さて、ルイス・ハミルトンの勝利で幕を閉じたモナコGPだが、やっぱり1番に話題となったのはニキ・ラウダ氏の訃報だった。
ハミルトンやベッテル、その他のF1レーサーにも多くを教え育ててきたニキ・ラウダ氏。
彼の不屈の精神には脱帽するしかなく、みんなに愛される存在だった事は言うまでもない。
ヘルメットをニキ・ラウダモデルにしたりマシンに追悼の言葉を入れたり、表彰式ではみんなが「ニキ」と書かれたキャップをかぶって登場したり、追悼の腕章を腕に巻くスッタフたちも多く見受けられた。
私自身も彼の活躍には大いに楽しませてもらったし、みんなが心配した事故のあとビックリする程の強靭的な回復にも目をみはらされてしまったものだ。
70歳とは本当に早すぎるお別れだが心よりご冥福をお祈りしたい。
さて、世界で知られるあまねくレースの中でも3大レースに数えられるモナコGP。
モナコという地で開催されること90年。その土地柄や公道を使ったレースとして有名である。ドライバーから見れば横は全て壁というテクニックだけではなく度胸も試されるコースとしても有名だ。
世界中のF1レースファンであればモナコGPが大好きであろう。
現に私も好きではあるが、現在のレギュレーションから考えてもはやレースをする環境にはないとも思う。それは何故かと言うと
第一に予選で全てが決定してしまうようなもの。決勝の順位はほぼ予選の順位と変わり映えしない。だからこそ無理に攻める必要が出てくる。で接触なりの事故がおきてSC若しくはVSCが頻繁に使われる事態となり、その度に本来のレースが中断し減速若しくはSCに帯同させられる事態を招く。さらにはその原因を作ったとされるドライバーにはペナルティーが課せられる。
コースがレースをさせてくれずに降格やタイムペナルティーというお土産を置いていく。
第二にDRSの意味が見いだせないコース。DRSゾーンは最小の1箇所。ただでさえ少ないのにその距離も短く、抜けた先のサン・デボーテは90度コーナー。急激にスロットルを戻しブレーキングに入るのでオーバーテイクのためにDRSを使えないとあっては意味がない。
第三にオーバーテイク出来る道幅がほぼ存在しない。テクニックを競う大会ならまだしも、速さも追求したF1にとっては論外である。確かにポルティエからトンネルを抜けヌーベル・シケインまでの間でオーバーテイクを試みる事も出来るのだろうがヌーベル・シケイン前では急ブレーキを踏むため攻めあぐねる。そこで下手を打ってクラッシュという事が多い。というか多すぎる。
要はオーバーテイクするということがほぼ難しいコースであり、よってラスカスあたりでの事故も多発する。ラスカスでは速度が遅いため大事故までには至らないが今回のGPでもルクレールのF2時代を彷彿させる果敢なせめぎ合いの結果このラスカスでクラッシュしてリタイヤすることになった。
最後にピットも各チームの距離があまりにも狭く、スピードレーンとの距離も近すぎることからピットスタッフの判断だけで大事故になってしまう可能性を秘めている。
今回のレースでもボッタスとフェルスタッペンの接触があった。

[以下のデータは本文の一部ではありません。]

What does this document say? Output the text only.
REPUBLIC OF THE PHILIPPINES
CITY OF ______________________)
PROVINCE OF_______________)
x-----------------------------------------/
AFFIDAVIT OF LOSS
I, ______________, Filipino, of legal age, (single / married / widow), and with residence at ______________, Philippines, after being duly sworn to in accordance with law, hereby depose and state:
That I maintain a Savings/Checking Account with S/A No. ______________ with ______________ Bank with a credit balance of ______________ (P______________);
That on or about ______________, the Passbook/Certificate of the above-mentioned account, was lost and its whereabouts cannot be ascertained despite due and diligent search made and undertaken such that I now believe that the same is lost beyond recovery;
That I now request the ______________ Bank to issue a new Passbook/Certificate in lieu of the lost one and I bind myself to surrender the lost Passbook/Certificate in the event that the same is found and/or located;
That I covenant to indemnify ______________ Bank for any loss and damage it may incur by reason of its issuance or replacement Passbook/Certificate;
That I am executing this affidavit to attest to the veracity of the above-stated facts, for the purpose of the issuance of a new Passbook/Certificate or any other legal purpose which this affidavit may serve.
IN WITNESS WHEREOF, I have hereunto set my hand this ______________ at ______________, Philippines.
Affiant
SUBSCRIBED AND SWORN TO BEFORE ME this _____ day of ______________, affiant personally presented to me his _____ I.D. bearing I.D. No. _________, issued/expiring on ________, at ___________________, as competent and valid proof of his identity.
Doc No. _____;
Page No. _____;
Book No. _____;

これは明らかにレッドブルのスタッフの判断ミスであると思われるが、観ているとチーム間の距離が近いため後車が出た時にほぼ同時に出すとあのような事態に陥るであろうと考えられる。
かといって後車が過ぎるのを待っていたのでは次から次へとマシンがスピードレーンにのってくるので出れなくなってしまう。これによってタイムロスが生まれることはチームもピットクルーもドライバーも望むことではないのは明らかだ。
F1は観ていて楽しい。ワクワクドキドキさせてくれる。だから大好きだ。子供の頃からずっと。

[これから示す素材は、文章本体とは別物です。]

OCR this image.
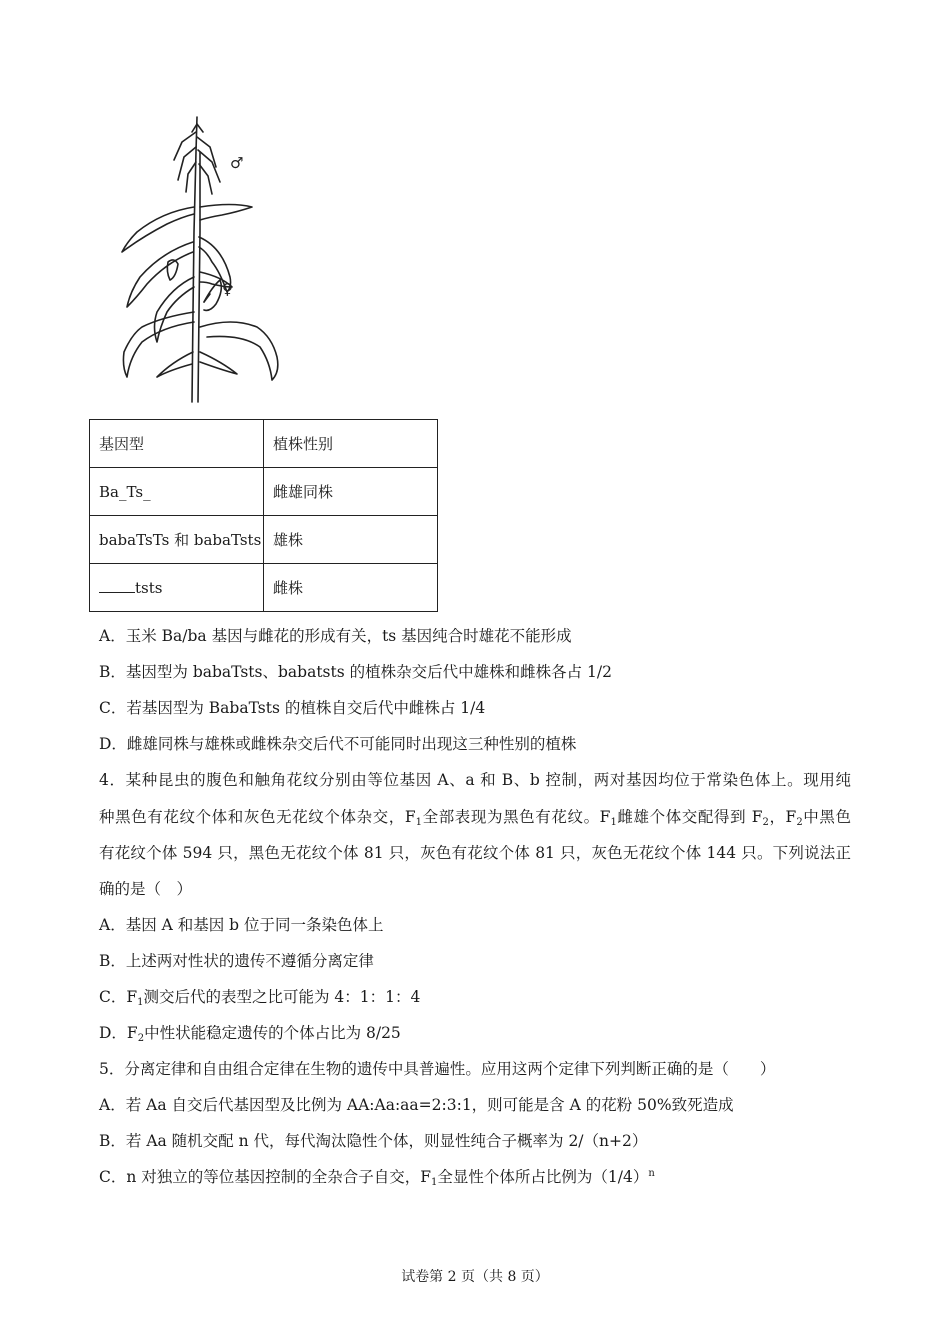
♂
♀
基因型	植株性别
Ba_Ts_	雌雄同株
babaTsTs 和 babaTsts	雄株
tsts	雌株
A．玉米 Ba/ba 基因与雌花的形成有关，ts 基因纯合时雄花不能形成
B．基因型为 babaTsts、babatsts 的植株杂交后代中雄株和雌株各占 1/2
C．若基因型为 BabaTsts 的植株自交后代中雌株占 1/4
D．雌雄同株与雄株或雌株杂交后代不可能同时出现这三种性别的植株
4．某种昆虫的腹色和触角花纹分别由等位基因 A、a 和 B、b 控制，两对基因均位于常染色体上。现用纯
种黑色有花纹个体和灰色无花纹个体杂交，$F_1$全部表现为黑色有花纹。$F_1$雌雄个体交配得到 $F_2$，$F_2$中黑色
有花纹个体 594 只，黑色无花纹个体 81 只，灰色有花纹个体 81 只，灰色无花纹个体 144 只。下列说法正
确的是（　）
A．基因 A 和基因 b 位于同一条染色体上
B．上述两对性状的遗传不遵循分离定律
C．$F_1$测交后代的表型之比可能为 4：1：1：4
D．$F_2$中性状能稳定遗传的个体占比为 8/25
5．分离定律和自由组合定律在生物的遗传中具普遍性。应用这两个定律下列判断正确的是（　　）
A．若 Aa 自交后代基因型及比例为 AA:Aa:aa=2:3:1，则可能是含 A 的花粉 50%致死造成
B．若 Aa 随机交配 n 代，每代淘汰隐性个体，则显性纯合子概率为 2/（n+2）
C．n 对独立的等位基因控制的全杂合子自交，$F_1$全显性个体所占比例为$(1/4)^n$
试卷第 2 页（共 8 页）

だからマシンにレギュレーション変更が適用されるならコースもそれに併せて変更なりしていかないと折角のマシンとドライバーが勿体無い気がしてならない。
モナコGPが無くなることを願っているのではなく、むしろモナコGPのさらなる進化があって欲しいと願っているのだ。
各コーナーに全て名前が付いているコースなんてここしか無い。それだけ重要なのは確かだと思う。ドライバーのテクニックを見せるという点でも評価が高いのは分かる。であればマシンの性能もフルに発揮できるコースになってほしいと思っている。